While most of Super 8 was filmed in West Virginia, the movie’s crew shot the train crash in Victorville, California. Martin Whist, a production designer, told Forbes for an oral history that the crew had to turn a piece of the brown California desert into a lush mid-America landscape. “We literally irrigated it to grow this green grass.” And then the crew laid out 800 feet of track for an explosion that was felt a mile away.
The mysteries start to add up in Lillian. Car engines start getting ripped out of vehicles, and the sheriff goes missing. To make matters worse, the military shows up without any respect for Kyle Chandler’s character and his small-town ways. The evil Colonel Nelec (Noah Emmerich) refuses to offer any hints, and the town starts to think the Soviets are to blame.
For Joe, Charles, Alice, and the rest of the kids, it’s a chance to add production value to their movie. Real-life soldiers parading around your streets? Time for your characters to get in touch with their old squadmates from Vietnam. But eventually, production is put on hiatus as Nelec forces the town to evacuate to a military base.
It’s not actually the Soviets who are causing all the mysterious disappearances. Given the films that inspired Super 8, it’s not a huge shock to learn that it is an alien. A tie-in interactive trailer within Portal 2 offered hints, showing viewers that the train came from Area 51.
But for Abrams, the more profound mysteries of Super 8 lay not in its lore but in creating a “true Amblin movie,” which means a Steven Spielberg movie in the spirit of E.T. and The Goonies. While it doesn’t quite reach the heights of those classics, it wears its heart on its sleeve and is better for it. It’s telling that it predicted a wave of ‘80s nostalgia, most notably the similar-feeling Stranger Things.
By far, the most fun in Super 8 comes after the story is over, during the credits. Here, the viewer finally sees what the movie promised all along: the kids’ movie, The Case.

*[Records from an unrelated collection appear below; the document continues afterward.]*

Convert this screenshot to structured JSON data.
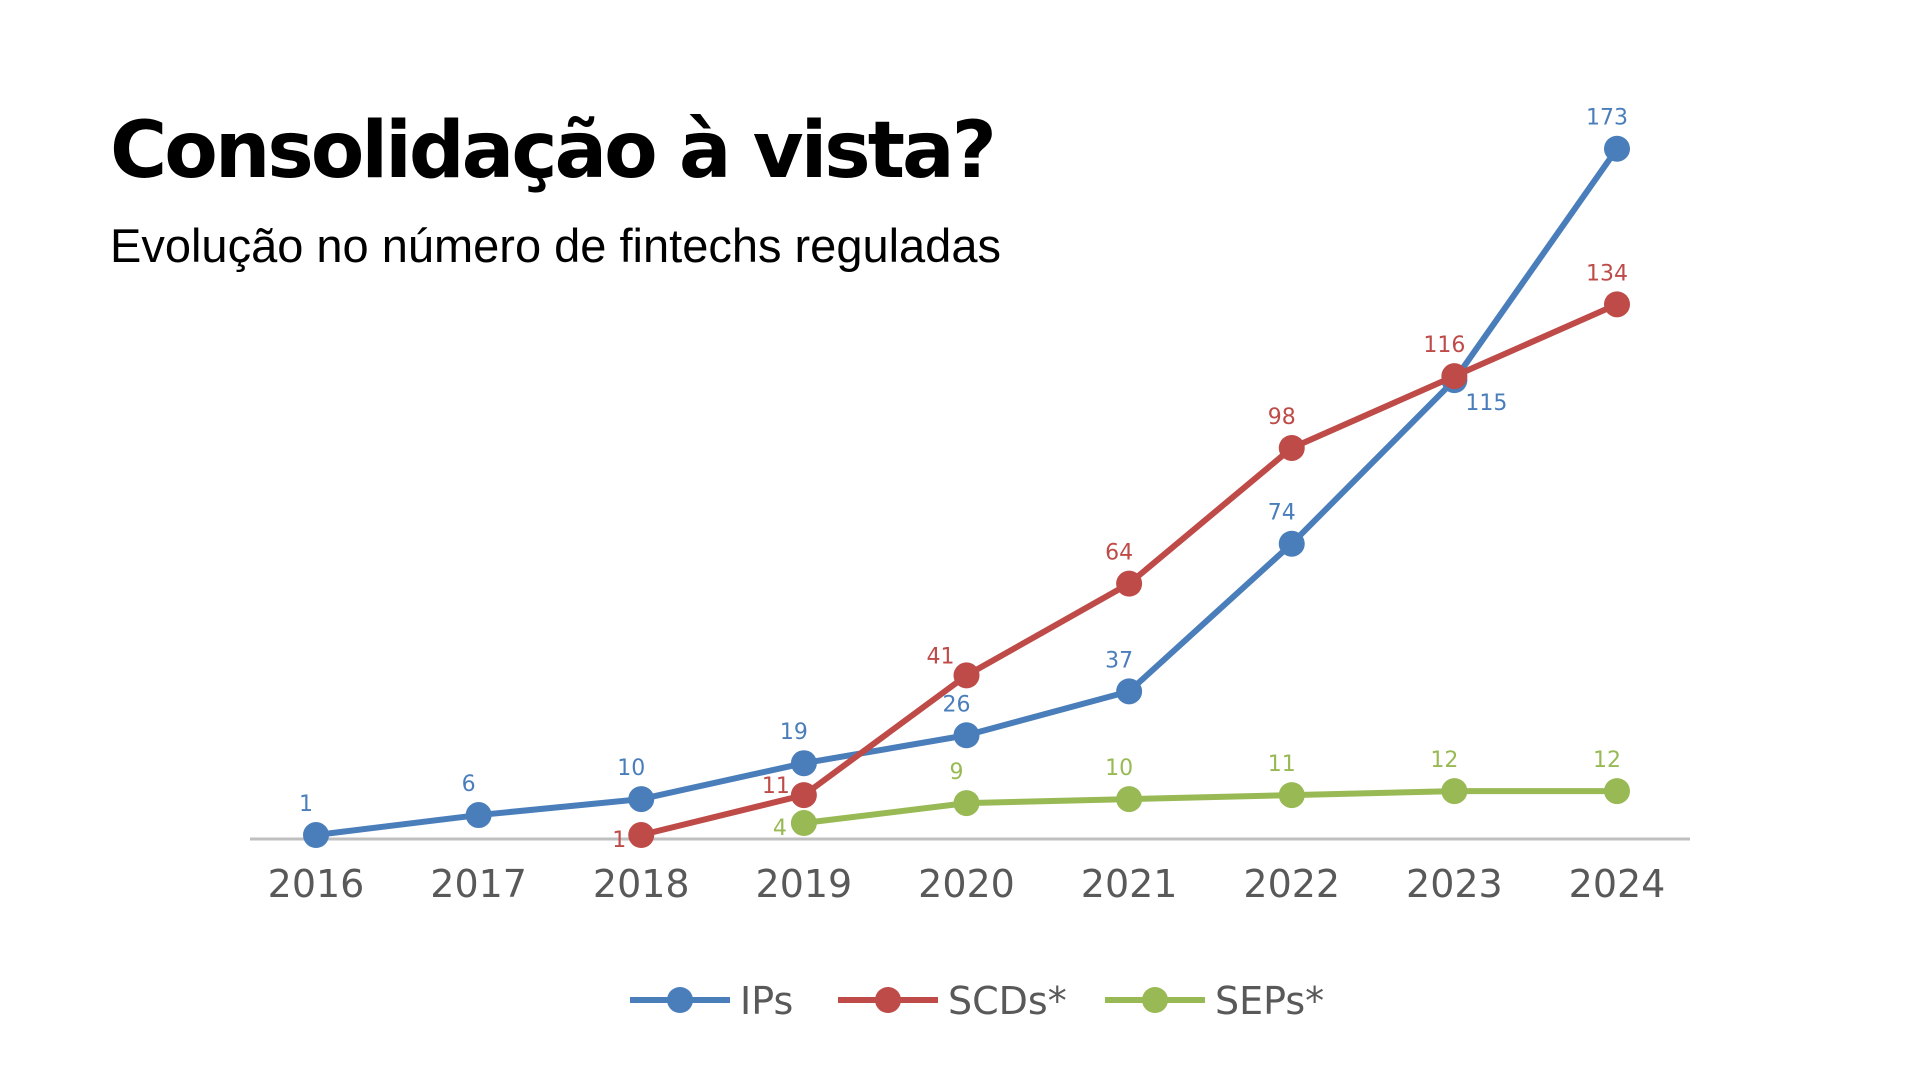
{
  "title": "Consolidação à vista?",
  "subtitle": "Evolução no número de fintechs reguladas",
  "chart_data": {
    "type": "line",
    "x": [
      "2016",
      "2017",
      "2018",
      "2019",
      "2020",
      "2021",
      "2022",
      "2023",
      "2024"
    ],
    "series": [
      {
        "name": "IPs",
        "color": "#4a7ebb",
        "values": [
          1,
          6,
          10,
          19,
          26,
          37,
          74,
          115,
          173
        ]
      },
      {
        "name": "SCDs*",
        "color": "#be4b48",
        "values": [
          null,
          null,
          1,
          11,
          41,
          64,
          98,
          116,
          134
        ]
      },
      {
        "name": "SEPs*",
        "color": "#98b954",
        "values": [
          null,
          null,
          null,
          4,
          9,
          10,
          11,
          12,
          12
        ]
      }
    ],
    "ylim": [
      0,
      180
    ],
    "grid": false,
    "legend": "bottom",
    "data_labels": true
  }
}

Written and directed by the younger cast members, shot with an actual Super 8 camera, and given intentionally poor lighting and editing by the movie’s crew, it is legitimately charming. The kids are zombies, detectives, factory bosses, and playing along with so much delight that it’s easy to get swept up in it.
The magic of movie-making abounds throughout Super 8, but an end-credits sequence shows what it’s like beyond all the special effects.
Super 8 is now streaming on HBO Max.